In an address to the National Press Club late last month, Prime Minister Scott Morrison said the economic impact of Australia's reduced migration intake was a "key topic of discussion" between all levels of government.
The government is expecting net overseas migration to fall to approximately 34,000 in 2020-21, well below levels needed to maintain GDP growth – estimated at around 160,000 to 210,000.
According to AMP Capital chief economist Shane Oliver, the slowdown would drag Australia's population growth down from 1.4 per cent in the December quarter to 0.4 per cent, spurring a supply and demand imbalance in the housing market.
"Our rough estimate is that underlying demand for housing will be reduced by around 80,000 dwelling a year, unless a way is quickly found to allow immigrants to return," he said.
"This should be feasible with a regime of testing and quarantining – but it may be politically difficult given the weak jobs market."
ANZ Research recently stated that it expects Australia's major capitals to bear the brunt of the decline in overseas migration.
ANZ Research also touted the impact of subdued migration levels on the property market, particularly in Australia's largest capital cities.
"This drop in population growth will remove a major driver of economic growth and housing demand, at least for a period," the research group warned.
"In the year to June 2019, Sydney's population grew by 87,000, with 85 per cent of those newcomers being overseas migration," ANZ Research continued.
"In Melbourne, the numbers are also significant, with 77,000 overseas migrants accounting for 68 per cent of the total population growth of 113,000."
The economic hit from the COVID-19 crisis has already triggered declines in property prices, with the latest CoreLogic hedonic home value index revealing that national home values slipped 0.4 per cent in May – the first monthly decline since June 2019.
However, recent price falls have been milder than initially anticipated, prompting Mr Oliver to revise his forecast to reflect a softer landing for the housing market.

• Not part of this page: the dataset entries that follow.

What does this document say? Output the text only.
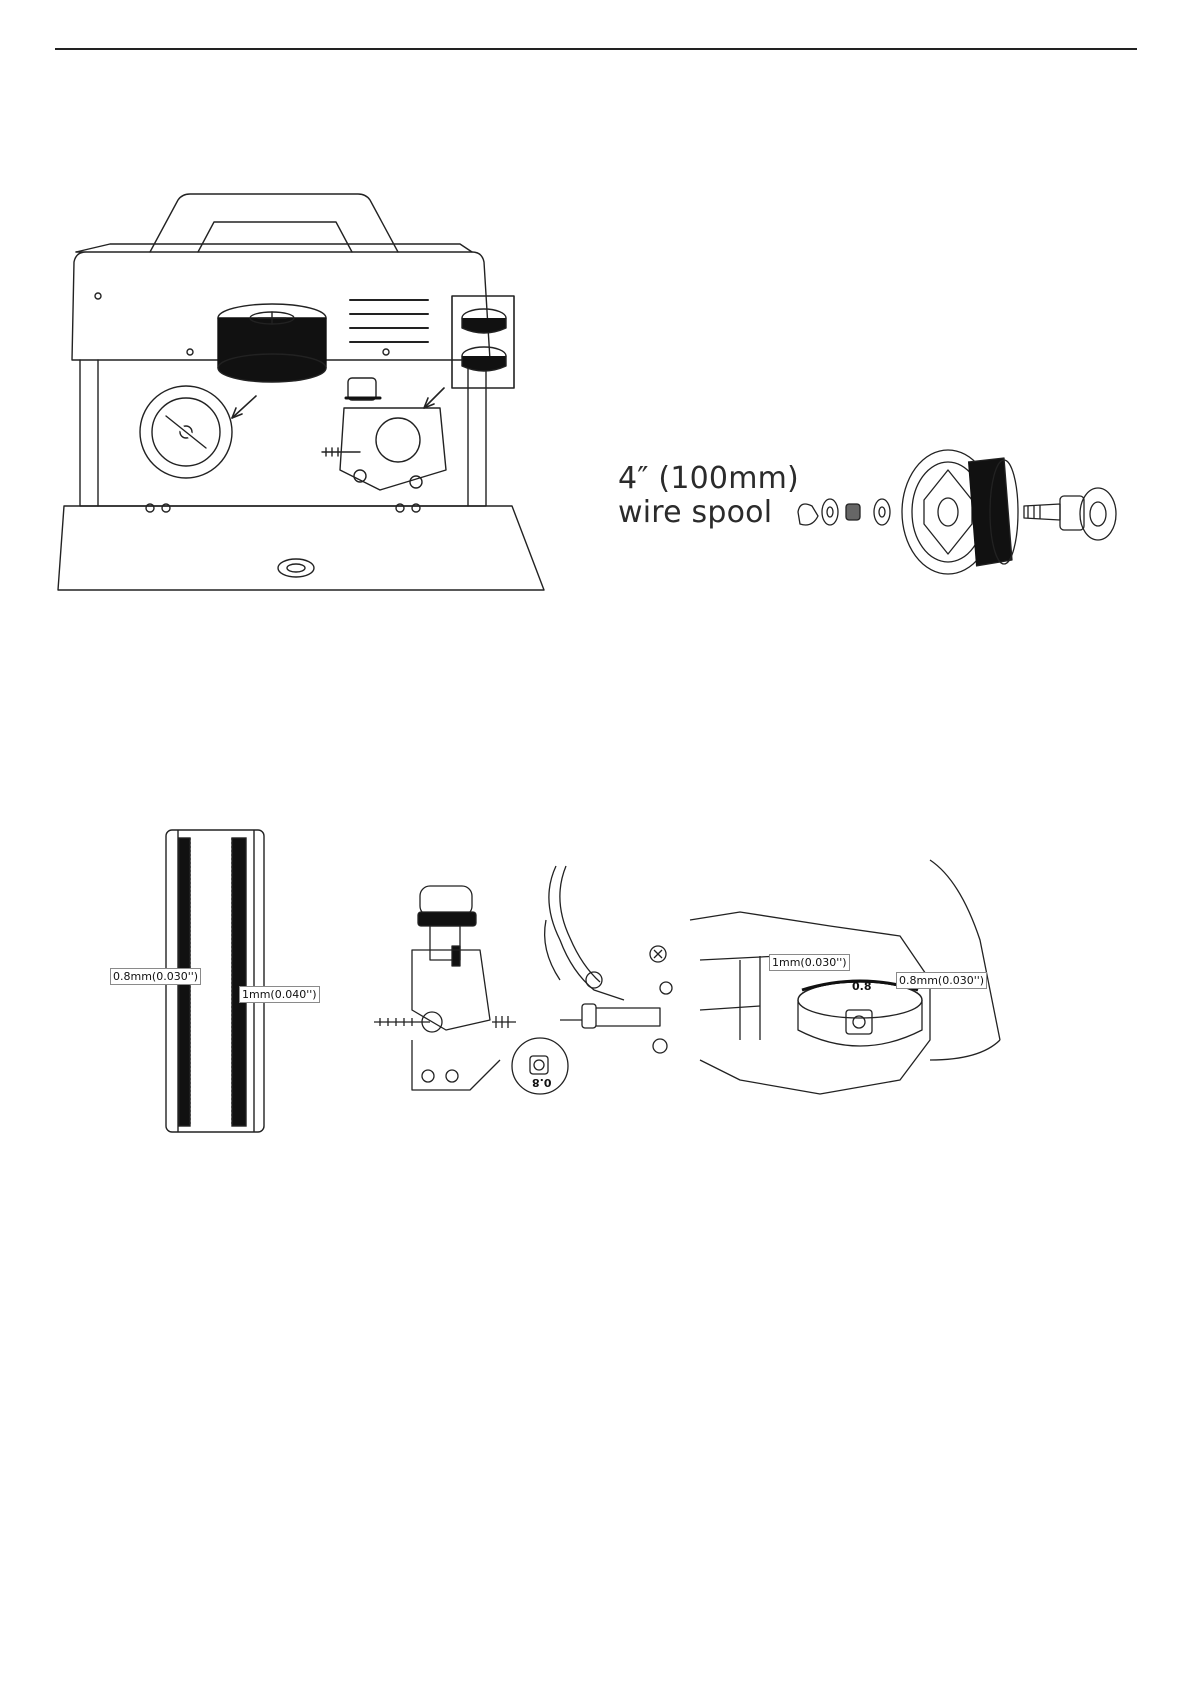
4″ (100mm)
wire spool
0.8mm(0.030'')
1mm(0.040'')
0.8
1mm(0.030'')
0.8	0.8mm(0.030'')
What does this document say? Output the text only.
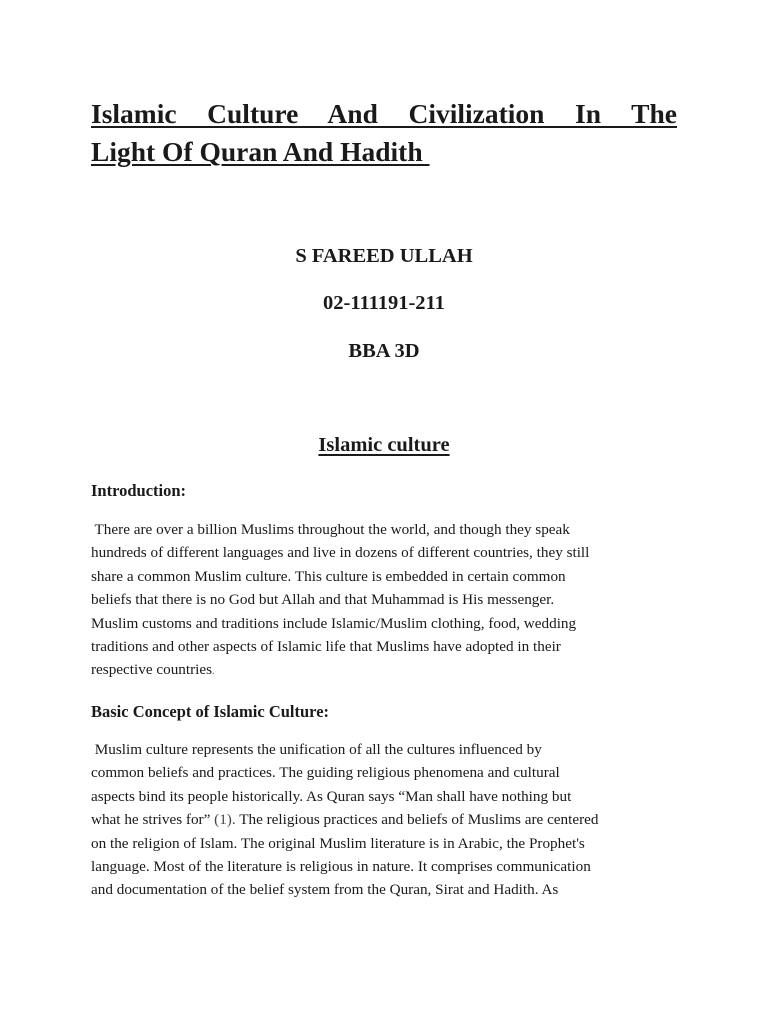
Islamic Culture And Civilization In The
Light Of Quran And Hadith

S FAREED ULLAH

02-111191-211

BBA 3D

Islamic culture
Introduction:
There are over a billion Muslims throughout the world, and though they speak
hundreds of different languages and live in dozens of different countries, they still
share a common Muslim culture. This culture is embedded in certain common
beliefs that there is no God but Allah and that Muhammad is His messenger.
Muslim customs and traditions include Islamic/Muslim clothing, food, wedding
traditions and other aspects of Islamic life that Muslims have adopted in their
respective countries.
Basic Concept of Islamic Culture:
Muslim culture represents the unification of all the cultures influenced by
common beliefs and practices. The guiding religious phenomena and cultural
aspects bind its people historically. As Quran says “Man shall have nothing but
what he strives for” (1). The religious practices and beliefs of Muslims are centered
on the religion of Islam. The original Muslim literature is in Arabic, the Prophet's
language. Most of the literature is religious in nature. It comprises communication
and documentation of the belief system from the Quran, Sirat and Hadith. As
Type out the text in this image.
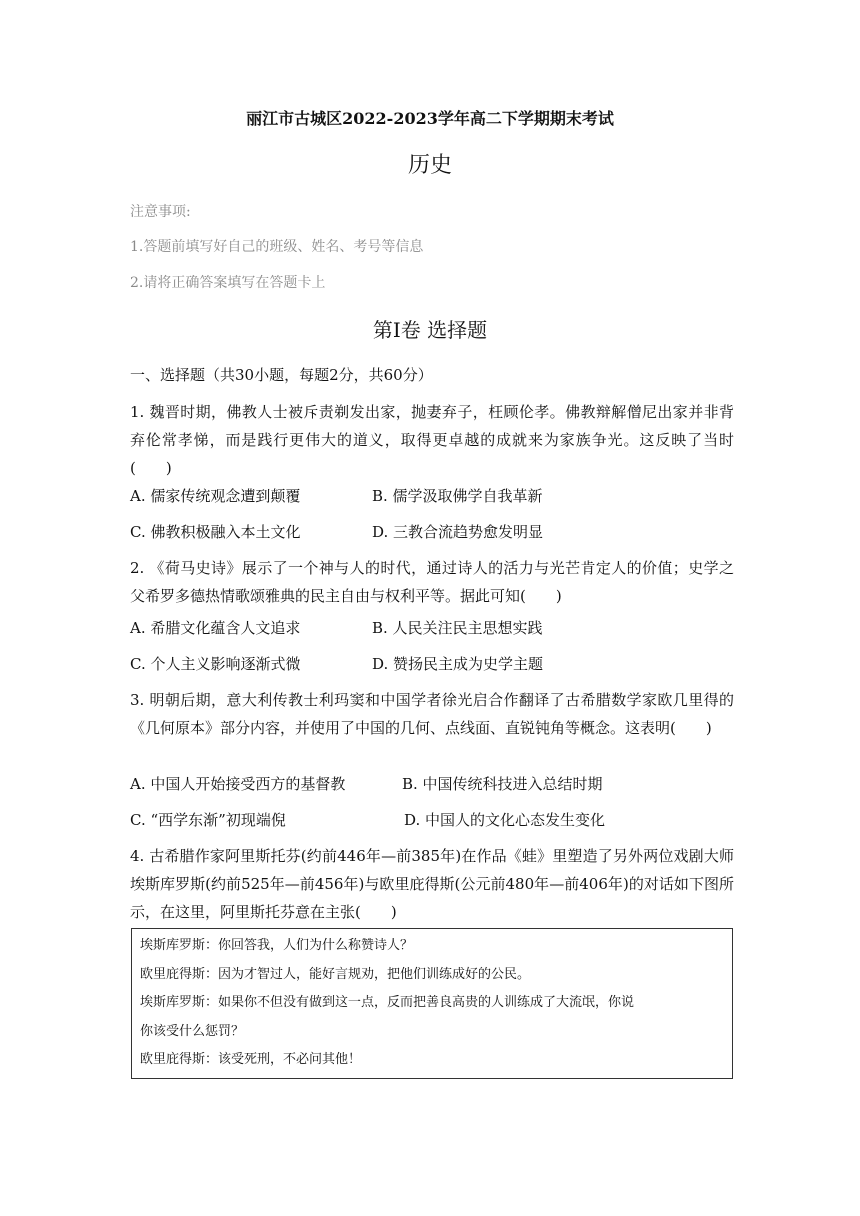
丽江市古城区2022-2023学年高二下学期期末考试
历史
注意事项:
1.答题前填写好自己的班级、姓名、考号等信息
2.请将正确答案填写在答题卡上
第Ⅰ卷 选择题
一、选择题（共30小题，每题2分，共60分）
1. 魏晋时期，佛教人士被斥责剃发出家，抛妻弃子，枉顾伦孝。佛教辩解僧尼出家并非背弃伦常孝悌，而是践行更伟大的道义，取得更卓越的成就来为家族争光。这反映了当时(　　)
A. 儒家传统观念遭到颠覆	B. 儒学汲取佛学自我革新
C. 佛教积极融入本土文化	D. 三教合流趋势愈发明显
2. 《荷马史诗》展示了一个神与人的时代，通过诗人的活力与光芒肯定人的价值；史学之父希罗多德热情歌颂雅典的民主自由与权利平等。据此可知(　　)
A. 希腊文化蕴含人文追求	B. 人民关注民主思想实践
C. 个人主义影响逐渐式微	D. 赞扬民主成为史学主题
3. 明朝后期，意大利传教士利玛窦和中国学者徐光启合作翻译了古希腊数学家欧几里得的《几何原本》部分内容，并使用了中国的几何、点线面、直锐钝角等概念。这表明(　　)
A. 中国人开始接受西方的基督教	B. 中国传统科技进入总结时期
C. “西学东渐”初现端倪	D. 中国人的文化心态发生变化
4. 古希腊作家阿里斯托芬(约前446年—前385年)在作品《蛙》里塑造了另外两位戏剧大师埃斯库罗斯(约前525年—前456年)与欧里庇得斯(公元前480年—前406年)的对话如下图所示，在这里，阿里斯托芬意在主张(　　)

埃斯库罗斯：你回答我，人们为什么称赞诗人？

欧里庇得斯：因为才智过人，能好言规劝，把他们训练成好的公民。

埃斯库罗斯：如果你不但没有做到这一点，反而把善良高贵的人训练成了大流氓，你说

你该受什么惩罚？

欧里庇得斯：该受死刑，不必问其他！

Mr Oliver was initially projecting a peak-to-trough decline in dwelling values of up to 20 per cent. However, according to the economist, such a scenario is now improbable.
"Our worst-case scenario for a 20 per cent decline in prices and those of others seeing 30 per cent plus falls are unlikely, thanks to support measures and the earlier reopening of the economy," he said.
"To get these worst-case scenarios would require a 'second wave' of coronavirus cases [and] so a renewed shutdown or another down leg in the economy in response to a surge in bankruptcies."
Mr Oliver's new base case is for national average prices to fall by between 5 to 10 per cent throughout 2020 and into 2021, with Australia's largest capitals to bear the brunt of the downturn.